The heavy-handed conduct of the police these days often provokes accusations of ‘Orwellian’ behaviour – and with good reason. There has been a litany of reports in recent years of people being investigated and cautioned for remarks, often made in private, that have been adjudged ‘offensive’ or ‘hurtful’. In the eyes of many, we now have a de facto thought police in this country, with their disproportionate response to people’s sentiments and words indeed warranting comparisons to Nineteen Eighty-Four.
Hertfordshire Police sent six uniformed officers to arrest a couple after their child’s school objected to their emails
The latest news, that Hertfordshire Police sent six uniformed officers to arrest a couple after their child’s school objected to their emails and ‘disparaging’ comments in a parents’ WhatsApp group, will do nothing to allay these fears. The couple were put in a cell for eight hours and questioned on suspicion of harassment and malicious communications. Hertfordshire Police told the Times that the number of officers was needed to secure electronic devices and care for children at the address. After a five-week investigation, the pair have been told there will be no further action.
This episode epitomises not merely the entrenchment and normalising of the surveillance of people’s words, but the assumption that feelings and emotions are a police matter. The couple had been accused of ‘casting aspersions’ on the chair of governors, which the school claimed had become upsetting. Such language is often deemed sufficient to merit police intervention now.
As made apparent in the aftermath to the Southport riots of last year, and in the controversy following the police visitation of Daily Telegraph columnist Allison Pearson, saying ‘offensive’ or ‘hurtful’ things is today accorded the status of utmost gravity by society and state alike. If we do have a thought police, we also have a feelings police.
The thoughts and sentiments of individuals first became a matter for the state in 1998 with the Crime and Disorder Act, which introduced racially and religiously aggravated laws, or, in common parlance, hate crimes. A hate crime is defined as any ‘criminal offence which is perceived by the victim or any other person, to be motivated by hostility or prejudice’. In other words, crimes are deemed to be so on the basis of a subjective perception of the inner mental activity of others.

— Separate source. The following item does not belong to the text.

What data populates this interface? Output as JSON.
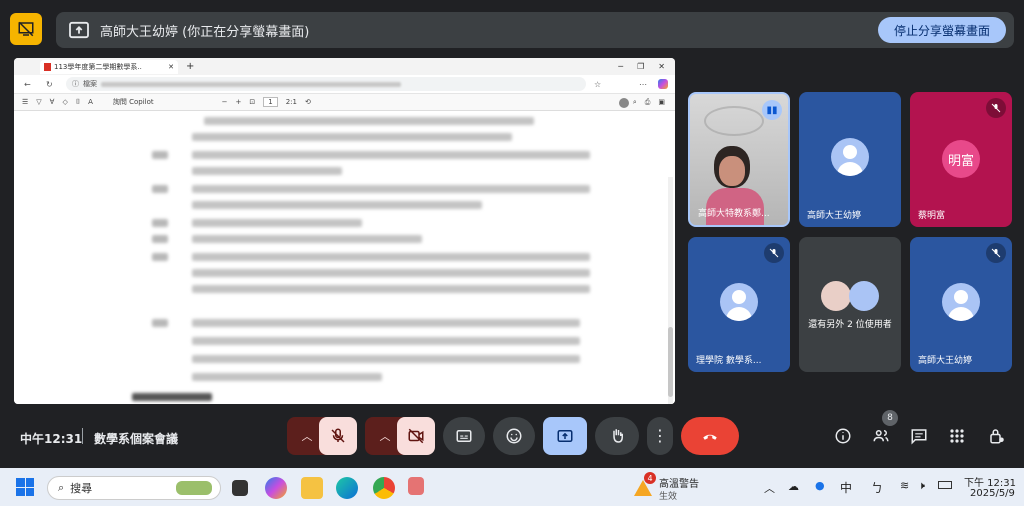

It is only logical that in the years since this definition was introduced, years in which we have witnessed a society increasingly become governed by emotion, and seen the associated proliferation of the language of ‘stress’, ‘self-esteem’, ‘anxiety’ and ‘trauma’, that feelings should have become police concern.

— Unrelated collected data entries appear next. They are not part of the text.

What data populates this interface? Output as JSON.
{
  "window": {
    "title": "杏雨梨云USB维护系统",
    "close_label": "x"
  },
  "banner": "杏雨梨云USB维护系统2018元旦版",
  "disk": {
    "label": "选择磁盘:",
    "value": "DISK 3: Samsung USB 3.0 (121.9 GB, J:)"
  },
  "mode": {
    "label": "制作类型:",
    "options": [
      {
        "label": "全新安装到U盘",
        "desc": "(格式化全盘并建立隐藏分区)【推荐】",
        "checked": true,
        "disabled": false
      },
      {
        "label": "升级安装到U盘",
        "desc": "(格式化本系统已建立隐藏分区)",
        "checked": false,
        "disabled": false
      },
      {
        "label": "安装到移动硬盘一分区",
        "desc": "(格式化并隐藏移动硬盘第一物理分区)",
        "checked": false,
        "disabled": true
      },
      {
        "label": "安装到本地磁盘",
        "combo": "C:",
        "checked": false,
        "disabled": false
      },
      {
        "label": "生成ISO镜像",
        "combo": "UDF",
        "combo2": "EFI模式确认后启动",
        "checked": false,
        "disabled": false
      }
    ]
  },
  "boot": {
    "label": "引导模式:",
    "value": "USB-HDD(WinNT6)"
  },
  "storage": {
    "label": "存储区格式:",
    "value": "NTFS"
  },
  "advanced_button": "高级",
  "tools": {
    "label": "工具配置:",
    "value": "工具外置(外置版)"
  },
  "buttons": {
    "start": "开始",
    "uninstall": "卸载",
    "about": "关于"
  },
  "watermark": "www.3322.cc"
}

The word ‘intervention’ has moved from the language of psychotherapy and 12-step groups to become, literally, an act routinely carried out by the forces of law and order. Where once only shrinks offered ‘counselling’ to deal with traumatic episodes, this is also now in the remit of the police.
The inordinate importance ascribed to actions or words likely to cause ‘offence’ is inextricably linked to our oversensitivity in regards to race, but it is entwined, too, with our oversensitivity in general.

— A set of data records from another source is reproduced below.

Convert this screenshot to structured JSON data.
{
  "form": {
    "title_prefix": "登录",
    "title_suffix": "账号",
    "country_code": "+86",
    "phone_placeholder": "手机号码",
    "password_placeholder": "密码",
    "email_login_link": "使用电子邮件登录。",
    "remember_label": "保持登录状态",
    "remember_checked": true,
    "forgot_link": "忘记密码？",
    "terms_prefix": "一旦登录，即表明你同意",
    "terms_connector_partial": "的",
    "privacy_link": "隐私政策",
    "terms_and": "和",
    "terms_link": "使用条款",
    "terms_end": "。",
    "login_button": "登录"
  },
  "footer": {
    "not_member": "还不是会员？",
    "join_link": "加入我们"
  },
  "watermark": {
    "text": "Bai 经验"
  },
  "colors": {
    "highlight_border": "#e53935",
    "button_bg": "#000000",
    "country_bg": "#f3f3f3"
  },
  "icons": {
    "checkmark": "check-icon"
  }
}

The belief that words can be as harmful as actions not only resulted in the establishment of hate-crimes, but, in 2014, to the introduction of ‘non-crime hate incidents’, to record actions or speech ‘perceived’ to demonstrate hostility to group, but which didn’t meet the threshold of criminality.
Being nasty or hurtful, or just bad-mannered, in effect became a state concern. Evidently, it is a priority. Up to 13,200 ‘hate incidents’ were reported in the 12 months leading up to June last year year. This seeming shift from prioritising physical crimes, such as burglary or shoplifting, towards policing words and opinions, has alarmed campaigners for free speech in particular and infuriated an already exasperated public in general.
This story in Hertfordshire is only the most egregious example of hurt feelings becoming a state concern. This week the Equality and Human Rights Commission said that new rules laid out in the current Employment Right Bill, requiring companies to take ‘all reasonable steps’ to prevent harassment of staff by third parties, were too broad-brushed. This reflects a concern that this proposed legislation could allow employees, in pubs for example, taking legal action for overhearing conversations that they might find ‘offensive’.
This week, an NHS nurse in Surrey was disciplined after accidentally addressing a transgender paedophile as ‘Mr’. That nurse’s experience was consequent of the now widely-accepted understanding that some words are irreparably ‘hurtful’ and ‘damaging’. Their usage, even when there is no malicious intent – such as in perceived ‘microggressions’, or in the use of such archaic words as ‘coloured’ – might land those who utter them in trouble, or in the clink.
The behaviour of Hertfordshire is shocking, but not surprising. Such a heavy-handed response may seem disproportionate, but it’s in keeping with the disproportionate gravity the law now assigns to feelings in general.